Let's look at another example to clarify that last point.

 using System;
using System.Web.Services;

[WebServiceBinding(
    Name = "BindingName",
    Namespace = "https://demo")]
interface InterfaceName
{
    [WebMethod]
    string HelloWorld();
}

[WebService(Namespace = "https://demo", 
    Name="WebServiceAttributeName")]
public class ClassName : WebService, InterfaceName
{        
    public string HelloWorld() 
    {
        return "Hello World";
    }
}

When you generate a proxy from this service, the proxy type name will be "WebServiceAttributeName". Again, the proxy generator inspects the WSDL and chooses the wsdl:service name.

 <wsdl:service name="WebServiceAttributeName">
    <wsdl:port name="BindingName" binding="tns:BindingName">
      <soap:address location="https://localhost:1384/WebSite1/Service.asmx" />
    </wsdl:port>
  </wsdl:service>

But what about if we implement a second interface? That is, we change the code to implement two interfaces.

 using System;
using System.Web.Services;

[WebServiceBinding(
    Name = "BindingName",
    Namespace = "https://demo")]
interface InterfaceName
{
    [WebMethod]
    string HelloWorld();
}

[WebServiceBinding(
    Name = "Binding2Name",
    Namespace = "https://demo")]
interface InterfaceName2
{
    [WebMethod]
    string GoodbyeWorld();
}

[WebService(Namespace = "https://demo", 
    Name="WebServiceAttributeName")]
public class ClassName : WebService, InterfaceName, InterfaceName2
{        
    public string HelloWorld() 
    {
        return "Hello World";
    }

    public string GoodbyeWorld()
    {
        return "Goodbye World";
    }
}

The generation code now has to make a choice because we now have two bindings to choose from.
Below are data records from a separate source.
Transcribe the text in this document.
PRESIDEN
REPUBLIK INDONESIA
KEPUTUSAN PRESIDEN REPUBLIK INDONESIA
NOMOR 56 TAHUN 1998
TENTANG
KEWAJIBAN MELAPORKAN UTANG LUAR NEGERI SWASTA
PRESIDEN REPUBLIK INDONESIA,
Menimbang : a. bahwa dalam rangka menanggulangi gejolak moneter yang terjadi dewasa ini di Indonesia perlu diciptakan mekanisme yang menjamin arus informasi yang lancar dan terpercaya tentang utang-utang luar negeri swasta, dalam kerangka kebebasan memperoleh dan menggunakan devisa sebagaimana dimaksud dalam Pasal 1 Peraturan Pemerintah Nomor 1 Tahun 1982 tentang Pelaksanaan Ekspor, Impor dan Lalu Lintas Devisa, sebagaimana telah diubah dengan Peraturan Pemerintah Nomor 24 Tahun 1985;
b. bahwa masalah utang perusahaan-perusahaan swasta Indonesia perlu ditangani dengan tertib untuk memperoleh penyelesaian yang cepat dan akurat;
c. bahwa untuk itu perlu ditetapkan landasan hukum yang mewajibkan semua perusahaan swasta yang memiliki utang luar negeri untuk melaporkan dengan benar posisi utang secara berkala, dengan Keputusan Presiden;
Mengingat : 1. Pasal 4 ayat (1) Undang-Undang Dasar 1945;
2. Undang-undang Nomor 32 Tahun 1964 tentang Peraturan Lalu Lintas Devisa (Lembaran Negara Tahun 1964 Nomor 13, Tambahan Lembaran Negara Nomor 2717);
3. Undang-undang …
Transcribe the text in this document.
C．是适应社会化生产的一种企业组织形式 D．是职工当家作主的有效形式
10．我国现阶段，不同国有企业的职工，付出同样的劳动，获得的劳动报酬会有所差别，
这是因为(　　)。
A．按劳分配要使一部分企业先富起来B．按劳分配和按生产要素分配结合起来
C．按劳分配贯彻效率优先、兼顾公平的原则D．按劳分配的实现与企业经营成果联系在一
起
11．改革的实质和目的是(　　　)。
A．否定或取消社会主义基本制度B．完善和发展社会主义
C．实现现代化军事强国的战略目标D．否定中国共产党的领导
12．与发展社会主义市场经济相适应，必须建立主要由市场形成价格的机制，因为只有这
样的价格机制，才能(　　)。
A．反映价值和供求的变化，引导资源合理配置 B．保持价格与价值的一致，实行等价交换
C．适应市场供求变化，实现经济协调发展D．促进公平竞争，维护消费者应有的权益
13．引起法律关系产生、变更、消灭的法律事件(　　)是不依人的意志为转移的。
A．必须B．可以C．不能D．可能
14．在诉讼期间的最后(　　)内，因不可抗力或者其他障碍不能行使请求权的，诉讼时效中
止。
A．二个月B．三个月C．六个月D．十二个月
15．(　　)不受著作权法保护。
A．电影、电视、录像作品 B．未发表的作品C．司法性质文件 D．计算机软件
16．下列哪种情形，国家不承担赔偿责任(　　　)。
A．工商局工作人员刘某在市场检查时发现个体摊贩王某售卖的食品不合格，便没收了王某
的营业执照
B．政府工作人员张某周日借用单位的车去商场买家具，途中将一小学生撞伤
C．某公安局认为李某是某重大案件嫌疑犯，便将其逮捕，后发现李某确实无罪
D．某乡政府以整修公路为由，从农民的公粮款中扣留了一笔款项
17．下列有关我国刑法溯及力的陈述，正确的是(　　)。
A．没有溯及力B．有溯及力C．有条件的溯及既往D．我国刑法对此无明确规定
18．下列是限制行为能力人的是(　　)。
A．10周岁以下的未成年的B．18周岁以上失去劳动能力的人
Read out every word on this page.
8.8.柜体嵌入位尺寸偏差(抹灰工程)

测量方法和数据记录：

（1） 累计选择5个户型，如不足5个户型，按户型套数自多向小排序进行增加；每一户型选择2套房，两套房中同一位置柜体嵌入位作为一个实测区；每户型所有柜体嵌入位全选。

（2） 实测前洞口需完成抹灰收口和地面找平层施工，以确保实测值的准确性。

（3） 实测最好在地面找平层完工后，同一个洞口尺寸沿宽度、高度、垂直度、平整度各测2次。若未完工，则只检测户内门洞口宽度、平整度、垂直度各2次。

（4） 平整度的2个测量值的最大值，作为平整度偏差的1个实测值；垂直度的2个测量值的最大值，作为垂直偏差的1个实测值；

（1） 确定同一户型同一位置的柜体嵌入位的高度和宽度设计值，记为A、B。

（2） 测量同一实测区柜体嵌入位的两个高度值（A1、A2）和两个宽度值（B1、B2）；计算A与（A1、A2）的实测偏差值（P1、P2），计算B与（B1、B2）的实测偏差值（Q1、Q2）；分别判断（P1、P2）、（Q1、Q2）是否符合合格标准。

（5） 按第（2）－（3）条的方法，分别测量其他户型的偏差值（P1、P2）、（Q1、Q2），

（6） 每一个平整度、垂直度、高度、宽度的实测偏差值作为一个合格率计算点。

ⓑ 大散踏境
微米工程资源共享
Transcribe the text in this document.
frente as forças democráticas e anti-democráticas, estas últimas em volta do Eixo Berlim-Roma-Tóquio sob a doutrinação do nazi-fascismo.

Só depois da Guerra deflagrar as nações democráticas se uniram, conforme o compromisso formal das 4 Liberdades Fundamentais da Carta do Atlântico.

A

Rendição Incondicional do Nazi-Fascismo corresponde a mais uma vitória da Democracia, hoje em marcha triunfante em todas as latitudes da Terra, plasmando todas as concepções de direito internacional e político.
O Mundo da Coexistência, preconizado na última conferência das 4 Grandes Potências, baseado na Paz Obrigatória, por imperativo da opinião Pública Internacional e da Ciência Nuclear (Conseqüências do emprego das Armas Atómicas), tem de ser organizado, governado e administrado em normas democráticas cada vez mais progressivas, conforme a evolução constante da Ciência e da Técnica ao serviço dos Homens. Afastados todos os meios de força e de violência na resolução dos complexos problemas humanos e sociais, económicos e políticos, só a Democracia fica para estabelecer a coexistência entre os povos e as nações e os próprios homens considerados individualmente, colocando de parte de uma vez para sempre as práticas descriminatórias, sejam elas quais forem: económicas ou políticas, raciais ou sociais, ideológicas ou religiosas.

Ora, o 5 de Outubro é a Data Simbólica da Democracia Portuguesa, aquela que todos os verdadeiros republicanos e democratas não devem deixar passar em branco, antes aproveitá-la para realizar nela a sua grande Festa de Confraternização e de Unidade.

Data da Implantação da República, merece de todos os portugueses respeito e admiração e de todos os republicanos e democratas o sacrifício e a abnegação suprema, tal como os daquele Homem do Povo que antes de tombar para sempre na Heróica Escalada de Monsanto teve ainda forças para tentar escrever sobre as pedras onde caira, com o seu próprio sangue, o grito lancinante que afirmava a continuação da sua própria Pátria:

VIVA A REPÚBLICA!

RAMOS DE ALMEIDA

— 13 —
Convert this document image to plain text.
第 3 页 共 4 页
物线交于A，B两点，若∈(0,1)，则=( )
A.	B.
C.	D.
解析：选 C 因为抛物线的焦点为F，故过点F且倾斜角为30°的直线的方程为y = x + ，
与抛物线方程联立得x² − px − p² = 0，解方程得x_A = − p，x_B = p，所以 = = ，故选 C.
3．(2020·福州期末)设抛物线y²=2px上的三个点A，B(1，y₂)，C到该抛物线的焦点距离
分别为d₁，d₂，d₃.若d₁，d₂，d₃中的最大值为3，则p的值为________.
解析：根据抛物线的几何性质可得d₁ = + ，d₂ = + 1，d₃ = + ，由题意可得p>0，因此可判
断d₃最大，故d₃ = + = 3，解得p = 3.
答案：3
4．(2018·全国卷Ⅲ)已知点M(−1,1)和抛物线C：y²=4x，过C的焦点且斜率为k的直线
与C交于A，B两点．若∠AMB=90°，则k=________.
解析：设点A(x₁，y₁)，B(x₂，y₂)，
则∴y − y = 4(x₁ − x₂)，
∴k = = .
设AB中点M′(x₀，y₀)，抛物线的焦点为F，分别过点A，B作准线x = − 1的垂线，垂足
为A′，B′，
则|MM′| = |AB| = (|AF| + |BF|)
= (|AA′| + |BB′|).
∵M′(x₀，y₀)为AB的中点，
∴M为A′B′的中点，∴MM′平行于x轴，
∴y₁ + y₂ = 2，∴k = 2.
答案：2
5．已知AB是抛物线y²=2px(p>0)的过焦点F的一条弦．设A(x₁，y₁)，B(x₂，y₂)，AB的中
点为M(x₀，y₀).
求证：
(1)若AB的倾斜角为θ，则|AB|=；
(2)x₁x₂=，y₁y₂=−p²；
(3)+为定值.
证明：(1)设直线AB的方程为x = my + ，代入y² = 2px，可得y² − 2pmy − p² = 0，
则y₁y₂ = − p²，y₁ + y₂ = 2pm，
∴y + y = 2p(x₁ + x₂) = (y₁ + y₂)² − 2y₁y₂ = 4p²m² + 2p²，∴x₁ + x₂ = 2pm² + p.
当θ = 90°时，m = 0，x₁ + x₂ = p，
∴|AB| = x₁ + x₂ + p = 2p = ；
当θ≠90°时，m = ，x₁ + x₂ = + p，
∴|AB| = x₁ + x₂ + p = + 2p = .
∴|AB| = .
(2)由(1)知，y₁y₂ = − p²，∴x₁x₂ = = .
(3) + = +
   <wsdl:service name="WebServiceAttributeName">
    <wsdl:port name="Binding2Name" binding="tns:Binding2Name">
      <soap:address location="https://localhost:1384/WebSite1/Service.asmx" />
    </wsdl:port>
    <wsdl:port name="BindingName" binding="tns:BindingName">
      <soap:address location="https://localhost:1384/WebSite1/Service.asmx" />
    </wsdl:port>
  </wsdl:service>

The result is that now our code will use the binding names for the two generated proxy types. Our code will now look like:

 localhost.BindingName s = new localhost.BindingName();
Console.WriteLine(s.HelloWorld());

The impact here should be obvious. When you implement a single interface, the WebServiceAttribute.Name is used for the proxy type name, but when you implement more than one interface, the WebServiceBindingAttribute.Name is used.  This name becomes important so that you do not break existing clients, as does the namespace.  But you also need to consider the change to the wsdl:port, which changes when you implement a class, a single interface, or multiple interfaces. 

I will post a follow-up eventually of how WCF manages a similar scenario.